The risk of becoming insensitive and amoral comes on top of the temptation to seek a truth that completely takes its leave from the passion for justice.

“[T]he knowledge that exempts us from morality seems at first to be a source of freedom, of energy, but soon turns into a paralysis of the soul.” With his irony, Qoheleth “unmasked this deadly temptation of an omnipotence of knowledge – a ‘delirium of omniscience’ – that generates an impotence of the will.”

The monks of the most ancient Christian tradition gave the name of “acedia” (Gr. negligence) to this surrender to the knowledge of the world, a loss of meaning that rejects all ethical responsibility and opens the door to the aggressiveness of the forces of evil. This is the power of reason gone mad, made cynical by an excess of ideology.

“In fact, with all our progress, with all our prosperity, we have really become a ‘society of weariness’,” Francis said. “We were supposed to have put an insuperable threshold for peace, and we see more and more ruthless wars against defenceless people.”

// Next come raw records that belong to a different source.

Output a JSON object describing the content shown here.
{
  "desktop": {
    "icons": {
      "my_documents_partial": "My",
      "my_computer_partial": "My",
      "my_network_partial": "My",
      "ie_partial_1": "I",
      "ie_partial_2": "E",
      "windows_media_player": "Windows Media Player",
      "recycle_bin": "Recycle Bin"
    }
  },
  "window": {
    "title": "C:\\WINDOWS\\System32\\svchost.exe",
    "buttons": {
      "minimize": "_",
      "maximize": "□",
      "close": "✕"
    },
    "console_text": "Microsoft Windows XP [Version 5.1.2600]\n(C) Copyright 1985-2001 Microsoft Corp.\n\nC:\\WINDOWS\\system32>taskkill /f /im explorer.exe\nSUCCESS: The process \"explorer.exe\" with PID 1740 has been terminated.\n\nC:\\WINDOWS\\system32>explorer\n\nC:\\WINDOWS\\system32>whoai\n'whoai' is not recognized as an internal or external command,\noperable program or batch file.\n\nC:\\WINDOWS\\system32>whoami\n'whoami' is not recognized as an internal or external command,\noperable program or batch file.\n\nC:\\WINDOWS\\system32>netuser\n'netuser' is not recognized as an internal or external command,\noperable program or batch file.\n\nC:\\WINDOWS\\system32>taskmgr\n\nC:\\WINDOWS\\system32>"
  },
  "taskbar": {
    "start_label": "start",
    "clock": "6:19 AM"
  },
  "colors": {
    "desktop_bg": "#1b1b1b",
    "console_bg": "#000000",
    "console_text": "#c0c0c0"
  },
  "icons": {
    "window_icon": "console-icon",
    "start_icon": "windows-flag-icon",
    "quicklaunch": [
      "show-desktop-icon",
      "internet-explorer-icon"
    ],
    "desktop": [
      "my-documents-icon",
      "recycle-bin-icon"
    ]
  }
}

Although scientific progress is undoubtedly a good thing, for the pope, the wisdom of life is quite another matter. It is no accident that ours is a time of fake news, of “witchcraft with a certain culture [. . .] that leads you to a life of superstition” because an anaffective reason takes away energy from the knowledge of the truth.

According to the pontiff, Qoheleth’s ironic wisdom can teach that old age brings to light the deception of a truth of the mind, devoid of affections for justice.

“Take courage, all of us older people!” he noted. “Take courage and go forward! We have a very great mission in the world. But, please, we must not seek refuge in this somewhat non-concrete, unreal, rootless idealism – let us speak clearly – in the witchcraft of life.”